Seaweed is a versatile and tasty vegetable that can be used in a broad spectrum of ways. There are more than 2,500varieties of seaweed, which include everything from the algae that forms on ponds to kelp and other marine plants. Seaweed is usually classified according to its color—brown, red, green, and blue-green.
In Japan, seaweed is also used to enhance flavors in a variety of dishes, due to its high natural MSG content. Kombu, a type of kelp (a brown plant that is one of the most common seaweeds), is used to flavor soup stocks. Wakame, another type of kelp, is used in Japan in soups and stir-fries. Nori, the algae used to make sushi rolls.
Boosts thyroid health
Most seaweeds are a rich source of iodine, which the thyroid gland needs to produce the hormones that regulate body metabolism.
Helps build muscles
A ½-cup (113-g) serving of raw nori has a mere 40calories yet provides about 6g of protein, with no fat or cholesterol.
Boosts the immune system
Beta-carotene, a precursor of vitamin A, boosts the body’s resistance to disease while aiding vision, bone growth, and cell function. A ½-cup serving of raw nori provides 5,200 IU of vitamin A as beta-carotene.

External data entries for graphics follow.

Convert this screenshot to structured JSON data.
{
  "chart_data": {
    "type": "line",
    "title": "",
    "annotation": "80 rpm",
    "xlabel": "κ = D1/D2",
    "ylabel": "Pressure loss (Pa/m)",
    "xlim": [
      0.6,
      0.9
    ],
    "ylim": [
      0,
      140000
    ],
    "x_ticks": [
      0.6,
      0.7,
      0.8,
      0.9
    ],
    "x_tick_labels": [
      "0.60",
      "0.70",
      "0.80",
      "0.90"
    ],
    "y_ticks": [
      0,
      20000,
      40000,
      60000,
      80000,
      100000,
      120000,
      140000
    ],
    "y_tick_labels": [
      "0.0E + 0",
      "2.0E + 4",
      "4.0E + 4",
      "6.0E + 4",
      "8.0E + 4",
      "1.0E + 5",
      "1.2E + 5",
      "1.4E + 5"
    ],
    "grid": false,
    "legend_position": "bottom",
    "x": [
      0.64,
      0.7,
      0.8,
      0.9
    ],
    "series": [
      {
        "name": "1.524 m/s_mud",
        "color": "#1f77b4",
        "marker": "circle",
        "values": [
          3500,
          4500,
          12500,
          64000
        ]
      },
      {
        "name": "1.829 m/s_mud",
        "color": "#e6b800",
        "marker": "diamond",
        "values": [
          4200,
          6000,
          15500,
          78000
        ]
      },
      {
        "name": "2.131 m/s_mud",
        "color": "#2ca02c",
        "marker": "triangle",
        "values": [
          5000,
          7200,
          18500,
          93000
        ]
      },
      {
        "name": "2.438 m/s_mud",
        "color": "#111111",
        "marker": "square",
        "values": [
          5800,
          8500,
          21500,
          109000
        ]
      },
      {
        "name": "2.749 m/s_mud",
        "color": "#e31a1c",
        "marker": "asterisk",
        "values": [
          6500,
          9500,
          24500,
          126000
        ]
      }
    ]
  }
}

Prevents folate deficiency
A ½-cup serving of kelp contains almost 200mcg (micrograms) of folate (50% of the adult Recommended Dietary Allowance) which the body uses as folic acid to build DNA and red blood cells. Because folate is not stored in the body in large amounts, you must eat it regularly to maintain levels of it in the blood.
Your body requires healthy fats as an essential part of a balanced diet. Seaweed provides heart-healthy fats called omega-3 fatty acids. It contains omega-3 fatty acids as two avocados. This type of fat helps to raise healthy HDL cholesterol levels, while lowering harmful LDL cholesterol levels. Omega-3 fatty acids also help reduce inflammation in the body.